A third example. As I said, blogs work really well on such a device because they are mostly text and because most blog software is smart enough to generate HTML that displays well on such devices (even pages that you'd imagine being a disaster like Brad deLong's work out well ---- the columns of stuff on the side just don't appear and what one sees is the useful content nicely formatted to the screen size. But the only commercial web site that seems to have any clue about these devices is Google, which formats both its search page and news page appropriately. Dealing with the types of sites that you'd expect to be perfect matches for such a device---newspapers, yellow pages, maps and driving directions, weather---is like pulling teeth.
So what could be done? The telco's could encourage (perhaps through some fraction of the revenue stream) some of the more obvious such sites to get their acts together.The browser software (as I said above) could be smarter in terms of handling such pages (but that requires CPU which is limited in these devices) or: the telcos could setup proxy servers that would preprocess the HTML, use various heuristics to reshape it into something usefully formatted for small-screen devices, and send on the rewritten HTML. Done right, this could be hooked up with a compression scheme that would substantially improve throughput, while allowing the browser on the limited-CPU device to work a whole lot faster. But no telco appears to be even thinking this way. This is, BTW, not hard, nor is it sci-fi. Various individuals have set up just such proxy servers on their home machines, but they are generally hardwired to manipulate particular sites of interest to those individuals, and are not widely advertised for the obvious reasons that these individuals can't support the entire US mobile population hitting their home server.

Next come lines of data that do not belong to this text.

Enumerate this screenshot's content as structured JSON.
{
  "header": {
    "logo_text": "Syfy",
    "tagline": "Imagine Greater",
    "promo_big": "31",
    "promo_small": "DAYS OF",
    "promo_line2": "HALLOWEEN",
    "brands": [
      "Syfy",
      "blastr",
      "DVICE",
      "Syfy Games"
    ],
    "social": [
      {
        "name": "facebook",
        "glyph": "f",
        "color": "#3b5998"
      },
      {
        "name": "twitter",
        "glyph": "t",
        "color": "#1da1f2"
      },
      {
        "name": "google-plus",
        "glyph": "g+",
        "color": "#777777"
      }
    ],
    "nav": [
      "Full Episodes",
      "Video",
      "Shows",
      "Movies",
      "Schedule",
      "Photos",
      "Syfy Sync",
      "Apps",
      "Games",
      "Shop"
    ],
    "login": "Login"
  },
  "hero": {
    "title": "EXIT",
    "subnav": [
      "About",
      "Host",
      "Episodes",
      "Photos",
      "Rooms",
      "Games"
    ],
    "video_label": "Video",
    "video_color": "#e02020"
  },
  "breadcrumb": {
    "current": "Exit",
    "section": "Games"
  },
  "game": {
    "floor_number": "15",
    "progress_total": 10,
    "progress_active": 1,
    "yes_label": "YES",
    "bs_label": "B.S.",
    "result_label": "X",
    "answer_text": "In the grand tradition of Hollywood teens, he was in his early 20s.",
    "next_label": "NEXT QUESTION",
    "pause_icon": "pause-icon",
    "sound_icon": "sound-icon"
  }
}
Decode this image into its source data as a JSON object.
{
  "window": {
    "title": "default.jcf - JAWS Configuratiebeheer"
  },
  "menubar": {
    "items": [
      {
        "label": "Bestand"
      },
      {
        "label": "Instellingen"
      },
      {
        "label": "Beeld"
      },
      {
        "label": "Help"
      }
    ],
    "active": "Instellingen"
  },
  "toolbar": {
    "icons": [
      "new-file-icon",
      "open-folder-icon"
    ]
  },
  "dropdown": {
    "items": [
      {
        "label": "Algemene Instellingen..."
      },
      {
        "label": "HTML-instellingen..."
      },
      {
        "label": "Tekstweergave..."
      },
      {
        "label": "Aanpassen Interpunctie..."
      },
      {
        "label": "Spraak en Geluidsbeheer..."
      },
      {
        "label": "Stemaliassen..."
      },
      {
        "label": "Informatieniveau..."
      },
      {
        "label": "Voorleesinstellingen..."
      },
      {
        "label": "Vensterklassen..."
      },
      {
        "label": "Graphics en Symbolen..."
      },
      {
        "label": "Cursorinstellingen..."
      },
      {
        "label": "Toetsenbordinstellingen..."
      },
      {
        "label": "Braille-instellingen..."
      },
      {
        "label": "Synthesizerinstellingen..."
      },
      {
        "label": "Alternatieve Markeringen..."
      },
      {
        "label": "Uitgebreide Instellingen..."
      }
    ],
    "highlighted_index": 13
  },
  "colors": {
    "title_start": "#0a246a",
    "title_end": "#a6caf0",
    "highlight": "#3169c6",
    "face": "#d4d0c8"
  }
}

A final example. In a world of ethernet, cable modems and instant-on; in a system where the technology is intrinsically packet based, the hardware/software on these machines is marching proudly into the 1980's using modem-emulation, UARTs and POP. It's freaking unbelievable how primitive the networking HW/SW is that they've hooked up to their so sophisticated cell-phone infrastructure. The bottom line is that not one of these companies deserves to make money, because not one of them appears to have a clue what year they are living in. They appear to know nothing about modern networking (packets, proxy servers etc), open source, or the fact that the web succeeded because of open standards accessible to everyone. The lesson they appear to have taken away from the failure of WAP was that they didn't control it enough and so they need to be even more dictatorial next time round. Even MS, which you'd like to think is slightly smarter than these guys, appears to be incapable of doing anything useful in this space. I think our only hope is that Steve Jobs has some top secret team somewhere working on an iPhone-enabled iPod. (Such a device is actually not too silly. You need a larger color screen, but apart from that using Bluetooth to speak to a small headset means that the size/weight may not be an issue.)